Informasi ini diungkapkan dalam acara Sekolah Lapangan Gempa Bumi dan Tsunami (SLG) di Kabupaten Kebumen pada Sabtu, 30 September.
Kepala BMKG, Dwikorita Karnawati, menjelaskan bahwa Kabupaten Kebumen merupakan salah satu daerah yang memiliki potensi tinggi terkena gempa dan tsunami di Indonesia. Ini disebabkan oleh lokasinya yang berada di zona megathrust selatan Jawa.
Megathrust ini memiliki potensi magnitudo maksimum sebesar M 8,7 dan berada di zona subduksi, di mana Lempeng Indo-Australia bertemu dengan Lempeng Eurasi di dasar laut Samudra Hindia selatan Kebumen.
Model perambatan gelombang tsunami akibat gempa dengan skenario ini memperkirakan tinggi gelombang tsunami dapat mencapai 14 hingga 18 meter di Kabupaten Kebumen, dengan perkiraan waktu tiba di pantai sekitar 38 hingga 46 menit setelah gempa terjadi.
Dampak guncangan akibat gempa ini diperkirakan mencapai tingkat VII-VIII MMI, yang mengindikasikan guncangan yang kuat hingga sangat kuat, yang dapat menyebabkan kerusakan yang signifikan.

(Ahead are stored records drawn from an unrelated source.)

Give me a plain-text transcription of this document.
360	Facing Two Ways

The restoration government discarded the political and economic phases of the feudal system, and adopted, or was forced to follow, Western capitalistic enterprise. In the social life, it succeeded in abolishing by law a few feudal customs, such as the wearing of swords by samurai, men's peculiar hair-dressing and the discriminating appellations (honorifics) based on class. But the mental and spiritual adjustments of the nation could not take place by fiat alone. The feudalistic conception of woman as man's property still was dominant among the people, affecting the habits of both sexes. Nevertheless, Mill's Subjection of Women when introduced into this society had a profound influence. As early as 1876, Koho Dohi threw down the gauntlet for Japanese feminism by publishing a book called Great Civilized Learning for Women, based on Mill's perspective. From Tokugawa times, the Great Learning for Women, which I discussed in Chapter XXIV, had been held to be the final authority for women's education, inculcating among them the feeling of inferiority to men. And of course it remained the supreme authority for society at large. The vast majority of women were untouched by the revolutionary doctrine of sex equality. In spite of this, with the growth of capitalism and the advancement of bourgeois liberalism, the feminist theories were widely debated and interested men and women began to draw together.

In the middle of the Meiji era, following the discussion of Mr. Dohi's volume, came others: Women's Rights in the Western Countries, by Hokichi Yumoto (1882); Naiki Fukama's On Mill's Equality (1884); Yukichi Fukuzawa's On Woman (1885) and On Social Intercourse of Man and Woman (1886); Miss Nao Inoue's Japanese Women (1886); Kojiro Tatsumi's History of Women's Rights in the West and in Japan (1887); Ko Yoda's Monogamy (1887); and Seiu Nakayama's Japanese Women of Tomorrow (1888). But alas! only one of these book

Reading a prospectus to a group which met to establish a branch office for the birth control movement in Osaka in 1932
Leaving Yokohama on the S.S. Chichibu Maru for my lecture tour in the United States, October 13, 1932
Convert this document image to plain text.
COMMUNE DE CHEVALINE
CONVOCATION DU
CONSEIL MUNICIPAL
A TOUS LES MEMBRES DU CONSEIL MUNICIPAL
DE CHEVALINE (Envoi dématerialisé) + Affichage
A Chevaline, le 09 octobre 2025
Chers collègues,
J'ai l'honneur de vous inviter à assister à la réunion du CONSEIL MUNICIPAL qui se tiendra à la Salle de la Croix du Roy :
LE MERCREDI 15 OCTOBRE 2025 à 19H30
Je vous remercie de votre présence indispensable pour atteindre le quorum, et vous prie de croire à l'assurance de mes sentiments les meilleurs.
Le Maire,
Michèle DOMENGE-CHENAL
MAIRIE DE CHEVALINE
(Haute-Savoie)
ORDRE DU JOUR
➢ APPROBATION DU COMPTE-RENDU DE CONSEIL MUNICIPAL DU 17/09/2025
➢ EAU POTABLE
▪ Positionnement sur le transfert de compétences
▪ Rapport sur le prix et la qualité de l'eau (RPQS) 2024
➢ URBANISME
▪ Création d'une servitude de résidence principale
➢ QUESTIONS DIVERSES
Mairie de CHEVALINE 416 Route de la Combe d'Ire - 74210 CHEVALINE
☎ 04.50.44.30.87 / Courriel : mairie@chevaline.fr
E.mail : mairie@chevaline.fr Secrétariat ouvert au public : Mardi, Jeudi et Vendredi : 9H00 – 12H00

Untuk mengantisipasi potensi ancaman ini, BMKG terus mengadakan acara SLG sebagai upaya untuk meningkatkan literasi bencana masyarakat dan berusaha mencapai tujuan “nol korban” di wilayah-wilayah rawan gempa bumi dan tsunami.
Lasmi Indaryani, Anggota DPR RI dari Komisi V, juga menekankan pentingnya SLG di wilayah Kebumen dan sepanjang Selatan Jawa.
Menurutnya, gempa dan tsunami adalah fenomena alam yang tidak dapat diprediksi, oleh karena itu, kesiapan dan edukasi melalui SLG sangat penting untuk meminimalisasi kerugian jika terjadi bencana.
Sebelumnya, dalam sebuah jurnal ilmiah yang diterbitkan pada Oktober 2022, tim peneliti, termasuk Dwikorita, telah memprediksi potensi tsunami dengan tinggi mencapai 34 meter sebagai akibat dari megathrust di Selatan Jawa.
Penelitian ini mengungkapkan bahwa potensi tsunami besar di wilayah ini berkaitan dengan tingkat kegempaan yang tinggi di sekitar Jawa Barat dan Sumatra, yang disebabkan oleh pergerakan Lempeng Indo-Australia dan subduksi di bawah Lempeng Sunda.
Rata-rata tinggi tsunami di pantai Sumatera dan Jawa diperkirakan mencapai 11,8 meter dan 10,6 meter, menggabungkan efek gaya dorong balik.
Informasi ini memberikan pemahaman yang lebih baik tentang potensi bahaya gempa dan tsunami di Selatan Jawa, dan menekankan pentingnya kesiapan dan kesadaran masyarakat dalam menghadapi ancaman alam ini.